Basics
Introduction
Tensorfuse lets you run serverless GPUs on your own infrastructure
Features
- Run any code on your private cloud without worrying about infrastructure.
- Use GPUs that can scale down to zero and up to handle many concurrent function calls.
- Run functions in custom container environments or use our optimized Machine Images.
- Monitor and debug multimodal chains.
- Run your code on various hardware, including GPUs (A10G, A100, H100), Trainium/Inferentia chips, TPUs, or FPGAs.
- Expose your models as OpenAI compatible APIs.
- Run serverless training jobs without managing conda environments or turning off ML instances.
How Does It Work?
Tensorfuse manages a Kubernetes cluster on your infrastructure. It provides the necessary custom resources and code to enable serverless GPUs. Here’s how it works:
- Cluster Management: Tensorfuse monitors your current workloads and scales nodes to zero when not in use.
- Function Execution: Tensorfuse brings in general purpose AMIs that let your run functions on different hardware such as GPUs, TPUs, Inferentia / Trainium chips and FPGAs.

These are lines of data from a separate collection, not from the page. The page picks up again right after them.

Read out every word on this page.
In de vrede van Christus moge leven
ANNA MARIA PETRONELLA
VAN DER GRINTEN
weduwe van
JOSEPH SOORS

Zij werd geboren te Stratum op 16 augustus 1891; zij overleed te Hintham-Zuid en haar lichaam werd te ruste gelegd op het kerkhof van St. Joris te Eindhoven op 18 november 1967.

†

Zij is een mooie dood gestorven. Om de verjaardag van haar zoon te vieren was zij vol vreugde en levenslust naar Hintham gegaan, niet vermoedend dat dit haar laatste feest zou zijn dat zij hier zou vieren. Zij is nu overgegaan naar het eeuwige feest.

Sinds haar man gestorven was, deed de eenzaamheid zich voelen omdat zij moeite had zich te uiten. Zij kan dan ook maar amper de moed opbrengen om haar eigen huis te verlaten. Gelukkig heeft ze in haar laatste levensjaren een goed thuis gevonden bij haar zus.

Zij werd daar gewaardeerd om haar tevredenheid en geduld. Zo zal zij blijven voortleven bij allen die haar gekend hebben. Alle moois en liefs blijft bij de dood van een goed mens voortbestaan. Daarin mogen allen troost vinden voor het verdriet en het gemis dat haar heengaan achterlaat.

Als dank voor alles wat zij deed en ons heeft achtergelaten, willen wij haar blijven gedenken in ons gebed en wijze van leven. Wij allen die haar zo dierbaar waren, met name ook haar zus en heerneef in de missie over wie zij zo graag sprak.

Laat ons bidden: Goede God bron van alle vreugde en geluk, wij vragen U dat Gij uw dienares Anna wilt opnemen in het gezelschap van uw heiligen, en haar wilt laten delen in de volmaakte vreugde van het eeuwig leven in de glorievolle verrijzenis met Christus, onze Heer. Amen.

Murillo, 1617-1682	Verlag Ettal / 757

- Custom Docker Implementation: Tensorfuse includes a custom Docker implementation to build larger images (including models) with faster cold start times.
- Autoscaling: An autoscaler adjusts resources based on the number of incoming HTTP requests.
- Custom Networking Layer : Tensorfuse extends Istio to set up a custom networking layer, allowing you to define endpoints and communicate between functions and data sources.
The best part is that all of this is abstracted away. While working with tensorfuse, you will not be dealing with any of the concepts mentioned above.